Stimulus that saved markets from collapse in 2020 now may be a key risk, warns Putnam Investments

Stimulus that saved markets from collapse in 2020 now may be a key risk, warns Putnam Investments

Financial markets avoided collapse last year when the coronavirus first cut a deadly path across the globe, largely because the U.S. and other developed nations rolled out trillions of dollars’ worth of pandemic stimulus.

The quick deployment of fiscal and monetary aid helped keep global economies from sinking into their worst recession since World War II.

But as COVID-19 vaccines roll out, albeit with fits and starts in the U.S., financial markets could risk running on a “sugar high,” according to Putnam Investments, a global money manager with $192 billion in assets under management.

From Putnam’s standpoint, a key risk in 2021 is a further “melt up” in risk assets. “It would be driven in part by the very same policy stimulus that has helped protect the global economy from collapse,” Putnam’s Jason Vaillancourt, co-head of global asset allocation, wrote in a co-authored first-quarter outlook distributed Monday. “Nobody rings a bell at the top.”

The S&P 500 index

and technology-heavy Nasdaq Composite Index

closed out Monday at record highs, even as the Dow Jones Industrial Average

extended its losing streak to a third straight session.

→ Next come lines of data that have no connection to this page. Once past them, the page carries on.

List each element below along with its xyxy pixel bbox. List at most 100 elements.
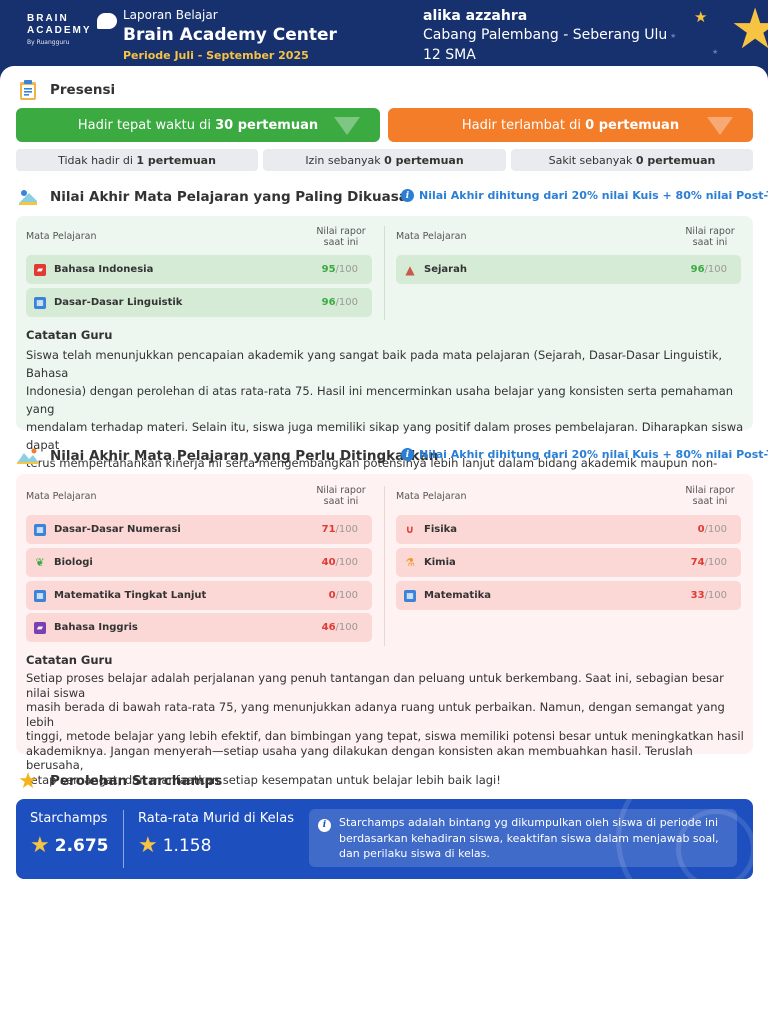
note-line: tinggi, metode belajar yang lebih efekti… bbox=[26, 729, 744, 743]
leaf-icon: ❦ bbox=[35, 556, 45, 569]
score-value: 0 bbox=[697, 524, 705, 535]
decor-ring bbox=[616, 799, 753, 879]
clipboard-icon bbox=[16, 78, 40, 102]
mastered-section-title: Nilai Akhir Mata Pelajaran yang Paling D… bbox=[16, 185, 412, 209]
starchamps-title: Perolehan Starchamps bbox=[50, 773, 223, 789]
late-value: 0 pertemuan bbox=[585, 117, 680, 133]
subject-name: Bahasa Indonesia bbox=[54, 264, 154, 275]
star-icon: ★ bbox=[18, 768, 38, 794]
small-star-icon: ★ bbox=[694, 8, 708, 26]
column-header-score-line2: saat ini bbox=[692, 237, 728, 248]
mastered-info-note: i Nilai Akhir dihitung dari 20% nilai Ku… bbox=[401, 189, 768, 202]
subject-score: 96/100 bbox=[322, 297, 358, 308]
absent-badge: Tidak hadir di 1 pertemuan bbox=[16, 149, 258, 171]
score-max: /100 bbox=[704, 264, 727, 275]
info-icon: i bbox=[401, 448, 414, 461]
sick-badge: Sakit sebanyak 0 pertemuan bbox=[511, 149, 753, 171]
report-period: Periode Juli - September 2025 bbox=[123, 49, 309, 62]
logo-text-academy: ACADEMY bbox=[27, 25, 92, 36]
student-grade: 12 SMA bbox=[423, 47, 476, 63]
subject-row: ▰ Bahasa Indonesia 95/100 bbox=[26, 255, 372, 284]
subject-score: 96/100 bbox=[691, 264, 727, 275]
subject-row: ▦ Dasar-Dasar Numerasi 71/100 bbox=[26, 515, 372, 544]
sparkle-icon: ★ bbox=[712, 48, 719, 56]
column-header-score-line2: saat ini bbox=[692, 496, 728, 507]
note-line: mendalam terhadap materi. Selain itu, si… bbox=[26, 420, 744, 452]
column-header-score-line1: Nilai rapor bbox=[316, 226, 366, 237]
star-icon: ★ bbox=[138, 833, 158, 858]
starchamps-value: 2.675 bbox=[54, 835, 109, 856]
starchamps-label: Starchamps bbox=[30, 811, 108, 826]
starchamps-box: Starchamps ★ 2.675 Rata-rata Murid di Kel… bbox=[16, 799, 753, 879]
late-pill: Hadir terlambat di 0 pertemuan bbox=[388, 108, 753, 142]
score-max: /100 bbox=[335, 590, 358, 601]
magnet-icon: ∪ bbox=[405, 523, 415, 536]
column-header-subject: Mata Pelajaran bbox=[396, 231, 467, 242]
subject-score: 0/100 bbox=[329, 590, 358, 601]
column-header-score: Nilai rapor saat ini bbox=[301, 485, 381, 507]
class-average-value: 1.158 bbox=[162, 835, 212, 856]
note-line: masih berada di bawah rata-rata 75, yang… bbox=[26, 700, 725, 729]
brain-academy-logo: BRAIN ACADEMY By Ruangguru bbox=[27, 13, 117, 46]
book-icon: ▰ bbox=[34, 263, 46, 276]
subject-score: 40/100 bbox=[322, 557, 358, 568]
mastered-info-text: Nilai Akhir dihitung dari 20% nilai Kuis… bbox=[419, 189, 768, 202]
subject-row: ▰ Bahasa Inggris 46/100 bbox=[26, 613, 372, 642]
subject-row: ∪ Fisika 0/100 bbox=[396, 515, 741, 544]
column-header-subject: Mata Pelajaran bbox=[26, 491, 97, 502]
mountain-icon bbox=[16, 444, 40, 468]
column-header-score-line2: saat ini bbox=[323, 496, 359, 507]
on-time-value: 30 pertemuan bbox=[215, 117, 319, 133]
score-max: /100 bbox=[704, 524, 727, 535]
note-line: akademiknya. Jangan menyerah—setiap usah… bbox=[26, 743, 693, 773]
permit-badge: Izin sebanyak 0 pertemuan bbox=[263, 149, 506, 171]
report-label: Laporan Belajar bbox=[123, 8, 218, 22]
mastered-title: Nilai Akhir Mata Pelajaran yang Paling D… bbox=[50, 189, 413, 205]
note-line: tetap semangat, dan manfaatkan setiap ke… bbox=[26, 772, 501, 787]
score-value: 33 bbox=[690, 590, 705, 601]
info-icon: i bbox=[318, 819, 331, 832]
column-header-subject: Mata Pelajaran bbox=[396, 491, 467, 502]
starchamps-info-box: i Starchamps adalah bintang yg dikumpulk… bbox=[309, 809, 737, 867]
class-average-group: ★ 1.158 bbox=[138, 833, 211, 858]
improve-title: Nilai Akhir Mata Pelajaran yang Perlu Di… bbox=[50, 448, 439, 464]
big-star-icon: ★ bbox=[730, 0, 768, 62]
funnel-icon bbox=[707, 117, 733, 135]
late-label: Hadir terlambat di bbox=[461, 117, 581, 133]
sick-label: Sakit sebanyak bbox=[548, 153, 633, 167]
improve-section-title: Nilai Akhir Mata Pelajaran yang Perlu Di… bbox=[16, 444, 438, 468]
teacher-note-text: Setiap proses belajar adalah perjalanan … bbox=[26, 671, 748, 787]
logo-text-brain: BRAIN bbox=[27, 13, 69, 24]
column-header-score: Nilai rapor saat ini bbox=[670, 226, 750, 248]
on-time-pill: Hadir tepat waktu di 30 pertemuan bbox=[16, 108, 380, 142]
subject-row: ⚗ Kimia 74/100 bbox=[396, 548, 741, 577]
score-max: /100 bbox=[704, 557, 727, 568]
score-value: 74 bbox=[690, 557, 705, 568]
on-time-label: Hadir tepat waktu di bbox=[77, 117, 211, 133]
subject-score: 0/100 bbox=[698, 524, 727, 535]
attendance-section-title: Presensi bbox=[16, 78, 115, 102]
subject-name: Kimia bbox=[424, 557, 456, 568]
subject-row: ▦ Matematika 33/100 bbox=[396, 581, 741, 610]
pyramid-icon: ▲ bbox=[405, 262, 415, 277]
column-header-score-line1: Nilai rapor bbox=[316, 485, 366, 496]
subject-score: 46/100 bbox=[322, 622, 358, 633]
logo-text-ruangguru: By Ruangguru bbox=[27, 39, 70, 46]
subject-score: 95/100 bbox=[322, 264, 358, 275]
subject-name: Bahasa Inggris bbox=[54, 622, 138, 633]
brain-logo-mark bbox=[97, 13, 117, 29]
column-header-score-line1: Nilai rapor bbox=[685, 226, 735, 237]
starchamps-info-line: berdasarkan kehadiran siswa, keaktifan s… bbox=[339, 831, 719, 845]
score-value: 96 bbox=[690, 264, 705, 275]
subject-row: ▦ Dasar-Dasar Linguistik 96/100 bbox=[26, 288, 372, 317]
score-max: /100 bbox=[335, 297, 358, 308]
column-header-score: Nilai rapor saat ini bbox=[301, 226, 381, 248]
score-value: 71 bbox=[321, 524, 336, 535]
decor-ring bbox=[676, 809, 753, 879]
subject-score: 74/100 bbox=[691, 557, 727, 568]
student-name: alika azzahra bbox=[423, 8, 528, 24]
center-name: Brain Academy Center bbox=[123, 25, 337, 45]
subject-score: 33/100 bbox=[691, 590, 727, 601]
trophy-icon bbox=[16, 185, 40, 209]
starchamps-info-line: dan perilaku siswa di kelas. bbox=[339, 847, 490, 860]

After the closing bell, Janet Yellen was confirmed as the first female U.S. Treasury secretary in history, roughly a week after she urged lawmakers to “act big” now to save the economy and worry about the debt later.

See: Janet Yellen wins Senate confirmation as Treasury secretary

Yellen, formerly a Federal Reserve chair during the recovery phase of the global financial crisis, has been a well-known voice on Capitol Hill. That could be helpful in drawing support from both sides of the political aisle as President Joe Biden fights for an additional $1.9 trillion pandemic fiscal spending package and his coming infrastructure bill.

The call for additional aid for U.S. households, businesses and cities hard-hit by the pandemic comes as investors around the globe continue to hunt for any additional upside that might be squeezed out of financial markets, following more than a decade of low rates and easy-money policies and a growing U.S. budget deficit.

Still, Vaillancourt’s team at Putnam sees how U.S. stocks “could potentially rip higher,” even though there already are showing “strong parallels with those heady dot-com days” that bear watching, including multibillion-dollar valuations for companies with “little to show for revenue,” insiders selling equity and the rise of special-purpose acquisition companies, or SPACS, that have raised large sums through initial public offerings.

Read: A surge in options trading is pushing around the stock market — and bringing back memories of the dot-com bubble

Why? “Two key lessons of the tech bubble were that some of the best price gains come late in the game, and that financial asset froth can persist longer than you expect,” Vaillancourt wrote.

There is also the need for investors to earn a return.

“In a world starved for nominal yield, large and growing pockets of savings still need to find a home,” the team wrote. “Capital will gravitate toward any asset that provides income.”

While not currently at all-time highs, there still was more than a quarter of the world’s debt at negative yields at year-end.